Drupal strives to produce XHTML code, let's not break the XHTML compliant tests just for this patch to pass the tests. Instead, this patch adds the missing XHTML whitespace for empty elements in the HTML corrector filter and fix the non XHTML tests.

Status: Needs review » Needs work

The last submitted patch failed testing.

scor’s picture

Status: Needs work » Needs review
FileSize
11.57 KB

update the tests for the text_summary() test accordingly to comply with XHTML and the output of the HTML corrector.

scor’s picture

This patch addresses sun's comments in #26.

in #27:

Damien explained me why we need preg_match() here - the content could potentially contain a BODY tag.

We should test that as well though :)

If I try with <div><body>test</body></div>, the body tags are removed and <div>test</div> is returned. does a test make sense here?

sun’s picture

Works, too, but the more natural case would probably be that $text contains <html><head><title>Foo bar</title></head><body>Some content</body></html> already.

scor’s picture

@Dries:

- Do we know if this might have any performance implications? We all know how XML parsers can be. On certain pages (e.g. forum topics with lots of comments), this filter can be called a lot ...

The filtered content is cached, so the impact is minimized and would only be visible if the cache has just been cleared.

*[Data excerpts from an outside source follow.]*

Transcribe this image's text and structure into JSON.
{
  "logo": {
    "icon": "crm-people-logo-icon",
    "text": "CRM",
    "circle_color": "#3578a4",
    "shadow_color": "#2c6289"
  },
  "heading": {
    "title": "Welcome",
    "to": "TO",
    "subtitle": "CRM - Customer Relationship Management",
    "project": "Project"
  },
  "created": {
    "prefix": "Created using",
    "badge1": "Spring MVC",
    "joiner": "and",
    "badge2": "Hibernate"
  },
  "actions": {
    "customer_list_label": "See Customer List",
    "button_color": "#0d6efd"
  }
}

The whitespace added via preg_replace('|<([^>]*)/>|i', '<$1 />', $body_content) is to support the compatibility with the old HTML 4 browsers, see http://www.w3.org/TR/xhtml1/#C_2. The code would still be valid XHTML without it but I'm unsure how the older browsers would react. Since Drupal and the old HTML Corrector have been supporting it, we would need to make sure it does not break anywhere before removing it.

scor’s picture

The (old) HTML Corrector converts the valid XHTML <span class="test" /> to non valid <span class="test" /></span>. The new implementation in this patch fixes that. Adding a test for it.

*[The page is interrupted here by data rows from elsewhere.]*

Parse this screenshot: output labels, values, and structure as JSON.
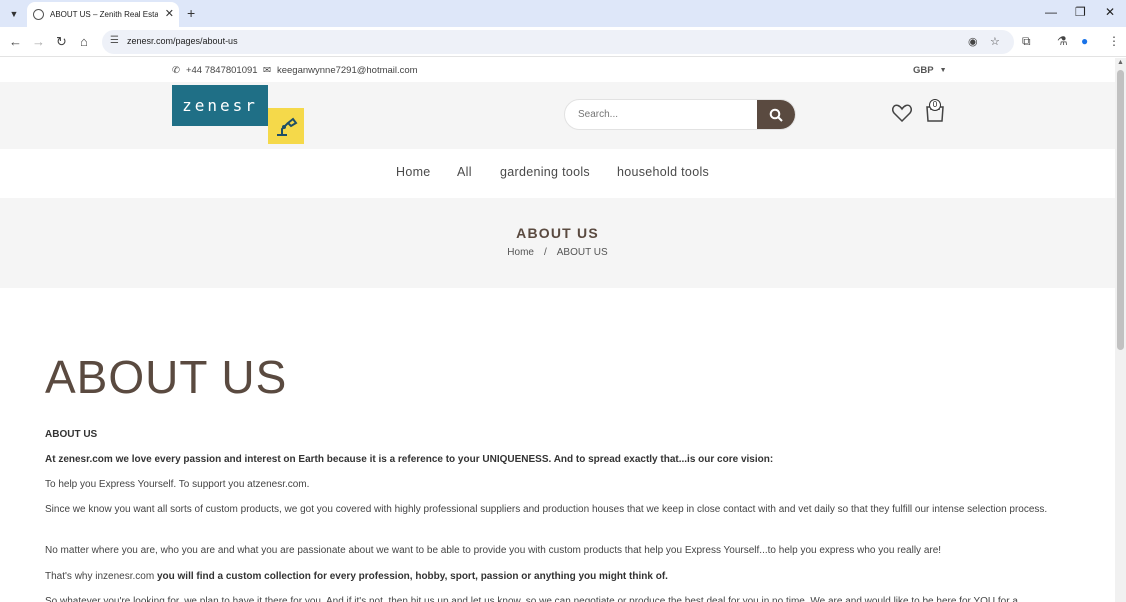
{
  "browser": {
    "tab_title": "ABOUT US – Zenith Real Estate",
    "url": "zenesr.com/pages/about-us",
    "new_tab": "+",
    "close_tab": "✕"
  },
  "topbar": {
    "phone": "+44 7847801091",
    "email": "keeganwynne7291@hotmail.com",
    "currency": "GBP"
  },
  "header": {
    "logo_text": "zenesr",
    "search_placeholder": "Search...",
    "cart_count": "0"
  },
  "nav": {
    "items": [
      "Home",
      "All",
      "gardening tools",
      "household tools"
    ]
  },
  "banner": {
    "title": "ABOUT US",
    "crumb_home": "Home",
    "crumb_sep": "/",
    "crumb_current": "ABOUT US"
  },
  "content": {
    "heading": "ABOUT US",
    "sub": "ABOUT US",
    "p1": "At zenesr.com we love every passion and interest on Earth because it is a reference to your UNIQUENESS. And to spread exactly that...is our core vision:",
    "p2": "To help you Express Yourself. To support you atzenesr.com.",
    "p3": "Since we know you want all sorts of custom products, we got you covered with highly professional suppliers and production houses that we keep in close contact with and vet daily so that they fulfill our intense selection process.",
    "p4": "No matter where you are, who you are and what you are passionate about we want to be able to provide you with custom products that help you Express Yourself...to help you express who you really are!",
    "p5_normal": "That's why inzenesr.com ",
    "p5_bold": "you will find a custom collection for every profession, hobby, sport, passion or anything you might think of.",
    "p6": "So whatever you're looking for, we plan to have it there for you. And if it's not, then hit us up and let us know, so we can negotiate or produce the best deal for you in no time. We are and would like to be here for YOU for a"
  },
  "colors": {
    "brand": "#5a4a40",
    "logo_blue": "#1f6f86",
    "logo_yellow": "#f5d94a"
  }
}
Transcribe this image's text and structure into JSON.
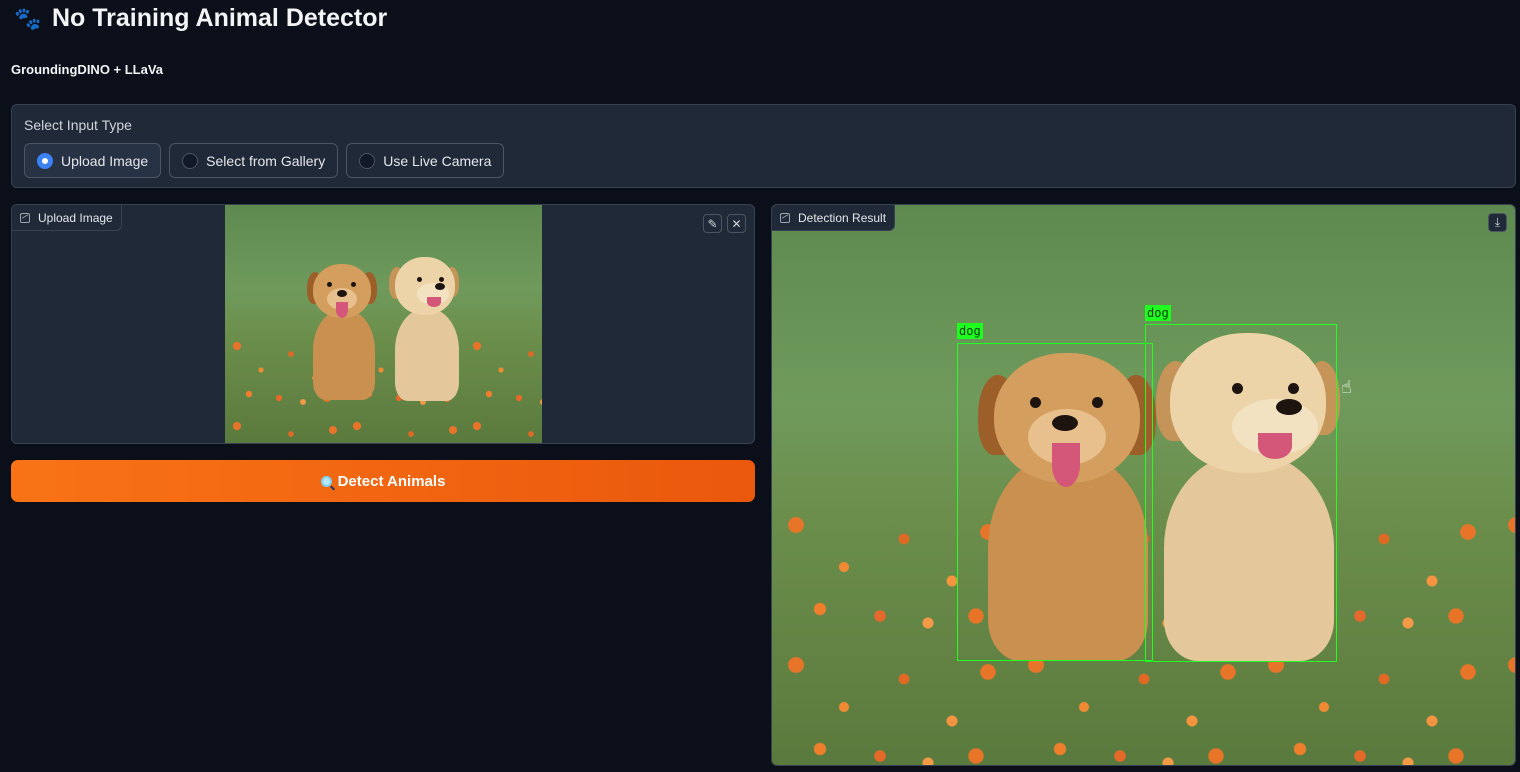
{
  "header": {
    "title": "No Training Animal Detector",
    "subtitle": "GroundingDINO + LLaVa"
  },
  "input_type": {
    "label": "Select Input Type",
    "options": [
      {
        "label": "Upload Image",
        "selected": true
      },
      {
        "label": "Select from Gallery",
        "selected": false
      },
      {
        "label": "Use Live Camera",
        "selected": false
      }
    ]
  },
  "upload_panel": {
    "label": "Upload Image"
  },
  "result_panel": {
    "label": "Detection Result",
    "detections": [
      {
        "label": "dog"
      },
      {
        "label": "dog"
      }
    ]
  },
  "detect_button": {
    "label": "Detect Animals"
  },
  "colors": {
    "accent": "#f97316",
    "bbox": "#22ff22",
    "radio_selected": "#3b82f6",
    "background": "#0b0f19"
  },
  "icons": [
    "paw-icon",
    "image-icon",
    "edit-icon",
    "close-icon",
    "download-icon",
    "magnifier-icon"
  ]
}
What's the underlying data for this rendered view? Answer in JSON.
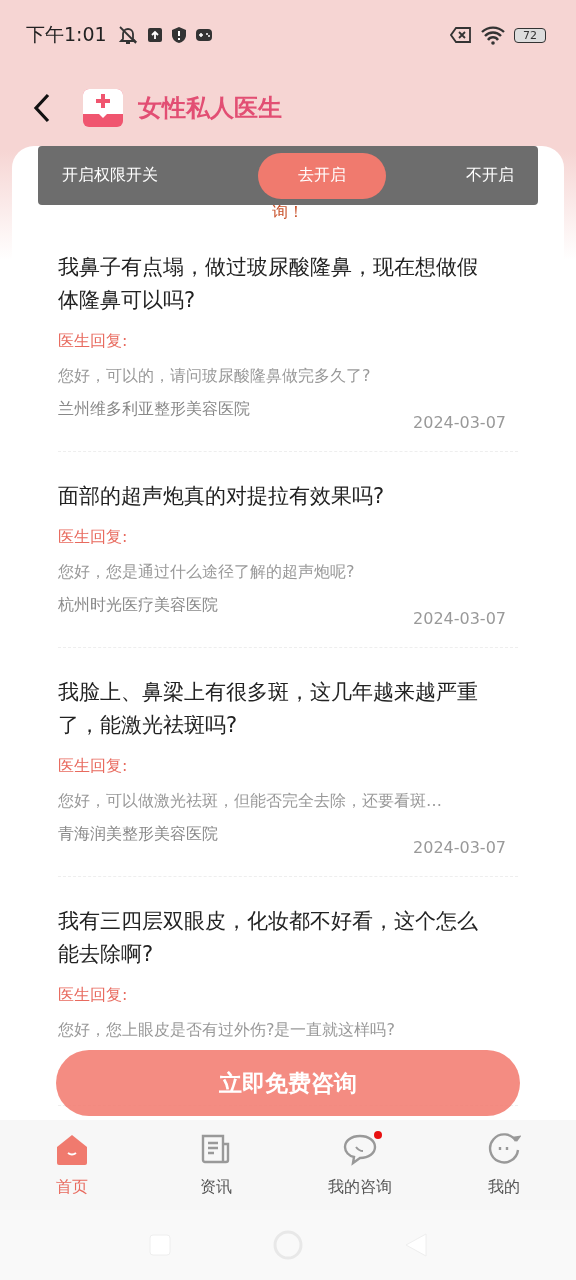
{
  "status_bar": {
    "time": "下午1:01",
    "battery": "72"
  },
  "header": {
    "title": "女性私人医生"
  },
  "notice": {
    "text": "询！"
  },
  "toast": {
    "label": "开启权限开关",
    "confirm": "去开启",
    "cancel": "不开启"
  },
  "questions": [
    {
      "question": "我鼻子有点塌，做过玻尿酸隆鼻，现在想做假体隆鼻可以吗?",
      "reply_label": "医生回复:",
      "answer": "您好，可以的，请问玻尿酸隆鼻做完多久了?",
      "hospital": "兰州维多利亚整形美容医院",
      "date": "2024-03-07"
    },
    {
      "question": "面部的超声炮真的对提拉有效果吗?",
      "reply_label": "医生回复:",
      "answer": "您好，您是通过什么途径了解的超声炮呢?",
      "hospital": "杭州时光医疗美容医院",
      "date": "2024-03-07"
    },
    {
      "question": "我脸上、鼻梁上有很多斑，这几年越来越严重了，能激光祛斑吗?",
      "reply_label": "医生回复:",
      "answer": "您好，可以做激光祛斑，但能否完全去除，还要看斑…",
      "hospital": "青海润美整形美容医院",
      "date": "2024-03-07"
    },
    {
      "question": "我有三四层双眼皮，化妆都不好看，这个怎么能去除啊?",
      "reply_label": "医生回复:",
      "answer": "您好，您上眼皮是否有过外伤?是一直就这样吗?"
    }
  ],
  "consult_button": {
    "label": "立即免费咨询"
  },
  "tabs": [
    {
      "kind": "home",
      "label": "首页",
      "selected": true,
      "badge": false
    },
    {
      "kind": "news",
      "label": "资讯",
      "selected": false,
      "badge": false
    },
    {
      "kind": "chat",
      "label": "我的咨询",
      "selected": false,
      "badge": true
    },
    {
      "kind": "profile",
      "label": "我的",
      "selected": false,
      "badge": false
    }
  ]
}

Status: Needs review » Needs work

The last submitted patch failed testing.

scor’s picture

Status: Needs work » Needs review
FileSize
11.81 KB

rerolling the patch: Remove t() from getInfo

scor’s picture

talked with tic2000 which pointed out a couple of related issues on the HTML corrector breaking comments, so I added more tests with complex comments and also removed one which was redundant. Also normalized the spelling of PHP 5 (with space).

tic2000’s picture

Status: Needs review » Reviewed & tested by the community

The patch is working properly.
What I did notice while reviewing and testing this:
Using Filtered HTML input will remove the comments if there is a clean comment or even worse if you have something like <!-- comment <p>comment</p> --> which will output comment -->
Using Full HTML will not strip the comment, but because of the line brake filter it will output in source view

<p><!-- comment --><br /><!-- comment
<p>comment</p>
<p> --></p>

The second problem is fixed by the patch in #222926: HTML Corrector filter escapes HTML comments the part that changes the _filter_autop function.

But both of those problems are worst without the patch, not in the scope of this patch and should be treated in a follow-up issue so this one is RTBC.

Dries’s picture

I assume this doesn't fubar the <!--break--> tag that we are using for node teasers? At first glance, there don't seem to be any tests for the break-tag elsewhere in the code so this might require some manual testing after applying the patch.

tic2000’s picture

@Dries
The html corrector in this patch doesn't touch comments which is a huge improvements over what we have now.
What removes comments is Filtered HTML input, and it does that before the patch too. <!-- is not an allowed tag.
What brakes comments with html tags inside is the xss filter and that also is not touched by this patched and is present in the current state of things.
To fix those problems we need a separate issue to address them. As I said in #45 the second part is already addressed in another issue and it will be an easy commit I think (if this one gets committed #222926: HTML Corrector filter escapes HTML comments becomes a one line patch).

Dries’s picture

Status: Reviewed & tested by the community » Fixed

Alright, thanks for explaining that (again). Committed to CVS HEAD. Thanks!

Status: Fixed » Closed (fixed)

Automatically closed -- issue fixed for 2 weeks with no activity.